Disenchantment is setting in… Among those who describe themselves as “progressives” (an umbrella-term re-invented to avoid the pejoration of “liberal” and to encompass liberals and the non-Marxist left), the infatuation with President-elect Obama has began to sour. As thousands prepared to join the inaugural celebrations in DC, the announcement that Reverend Rick Warren would invoke the ceremonies sparked a decided outcry from progressive Obama supporters. The right-centrist Cabinet appointments – earlier indications of Obama’s governing posture – were largely sloughed off by left supporters as Lincoln-esque maneuvers or practical accommodations. But honoring Warren stretched the credulity of even the most smitten. While Warren has shown a tad more tolerance and compassion than the worst of the evangelical right, he is still a member-in-good-standing of the cabal of fire and brimstone reactionaries.
Who is Obama?
Has Obama betrayed his progressive promise? Obama never made a progressive promise. The idea of Obama as a water-bearer for liberal or progressive reform came not from Obama’s mouth, but from the sheer wishes and dreams of the left. They took the vacuity of the “change” slogan as something more than the usual hyperbole of two-party politics despite the fact that it is hurled at every lame duck or incumbent. They saw rhetorical, fuzzy commitments to constituents of the Democratic Party base as more than they have been in every previous Democratic campaign. They took youth, energy, and elequence as a mark of liberalism in a way not seen since the JFK campaign. In short, Obama ran a predictable, well executed Democratic Party Presidential campaign and the left took it to be a people’s crusade.
The “democratic” component of the campaign – the internet engagement – was seen as a departure from business-as-usual even though it was used effectively by Howard Dean four years earlier and spawned no new, progressive movement. It is not yet clear how the post-election internet pollings will differ from the numerous Democratic Party postal fund-raising appeals that I receive, masquerading as polls. Republican strategists are now planning a similar “grass roots” strategy for coming elections. The mass mobilizations may well have surpassed previous ones, though, as in past campaigns, the organizers asked for no programmatic commitments or concessions. The efforts were gratefully received as “gifts” and not leverage.

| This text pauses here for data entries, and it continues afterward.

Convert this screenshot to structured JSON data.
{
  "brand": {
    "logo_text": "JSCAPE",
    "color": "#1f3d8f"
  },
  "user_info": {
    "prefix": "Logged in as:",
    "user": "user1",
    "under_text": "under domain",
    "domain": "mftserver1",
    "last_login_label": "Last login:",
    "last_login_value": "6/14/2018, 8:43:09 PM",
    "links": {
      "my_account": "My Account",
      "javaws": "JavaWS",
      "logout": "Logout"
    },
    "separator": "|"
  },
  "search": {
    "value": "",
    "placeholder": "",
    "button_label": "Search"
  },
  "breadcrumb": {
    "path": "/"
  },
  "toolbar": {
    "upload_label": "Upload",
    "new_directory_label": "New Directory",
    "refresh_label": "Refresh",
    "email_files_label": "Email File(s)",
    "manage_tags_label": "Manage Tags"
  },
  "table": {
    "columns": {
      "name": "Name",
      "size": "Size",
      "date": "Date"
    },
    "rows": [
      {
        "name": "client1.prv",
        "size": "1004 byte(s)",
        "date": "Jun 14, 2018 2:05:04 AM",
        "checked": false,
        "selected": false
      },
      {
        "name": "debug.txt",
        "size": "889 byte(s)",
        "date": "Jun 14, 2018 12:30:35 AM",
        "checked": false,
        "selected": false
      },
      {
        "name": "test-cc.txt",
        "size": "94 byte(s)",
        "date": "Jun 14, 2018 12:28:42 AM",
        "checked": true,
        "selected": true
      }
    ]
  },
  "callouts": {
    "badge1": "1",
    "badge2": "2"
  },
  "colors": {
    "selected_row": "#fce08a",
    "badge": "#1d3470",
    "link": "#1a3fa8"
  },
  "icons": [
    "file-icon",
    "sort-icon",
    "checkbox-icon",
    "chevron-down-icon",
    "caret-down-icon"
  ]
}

Obama has effectively postured as his political career demanded. His social agency beginnings in Chicago coincided with the mayoral incumbency of an authentic progressive and reformer, Harold Washington. Yet there were no strong ties to either Washington’s program nor his legacy.
Obama took liberal positions while dependent in his political advancement upon the liberal Hyde Park constituency and, at the same time, courted moneyed interests in Chicago – interests that would boost his advancement even more. His subsequent career generally followed these lines, balancing policy positions with constituency and fund-sourcing. In this regard, Obama’s career parallels that of other centrist Democrats, no better or worse. But certainly nothing in Obama’s career would warrant counting him among the Democratic Party’s more progressive leaders, for example, Dennis Kucinich or John Conyers.
In fairness, Obama has betrayed no one. His vast centrist following and the Democratic Party Old Guard have shown no fear of Obama’s perceived “progressive” agenda, an agenda that appears to be more and more in the minds of a self-deluding left. Obama’s appointments and positions have produced no panic among big capital, which showered an unprecedented amount of financial support onto his campaign.
Fifty-six years ago, Walter Lippmann, an astute political observer, made similar observations about a Democratic Party nominee named “Franklin Roosevelt”. As cited in Frederick Lewis Allen’s Since Yesterday:
Walter Lippmann warned those Western Democrats who regarded Roosevelt as a courageous progressive and an “enemy of evil influences” that they did not know their man.
“Franklin D. Roosevelt” wrote Lippmann, “is an amiable man with many philanthropic impulses, but he is not the dangerous enemy of anything. He is too eager to please…. Franklin D. Roosevelt is no crusader. He is no tribune of the people. He is no enemy of entrenched privilege. He is a pleasant man who, without any important qualifications for the office, would very much like to be President”.
Lippmann’s assessment of Roosevelt before his election loosely fits our President-elect. Of course Roosevelt went on to be celebrated as the father of the New Deal and the symbol of the US welfare-state, such as it was. But as every careful read of the Great Depression history shows, the New Deal reforms were the result of independent mass pressure enabling and forcing these changes (see The Real Lesson of the New Deal for the US Left).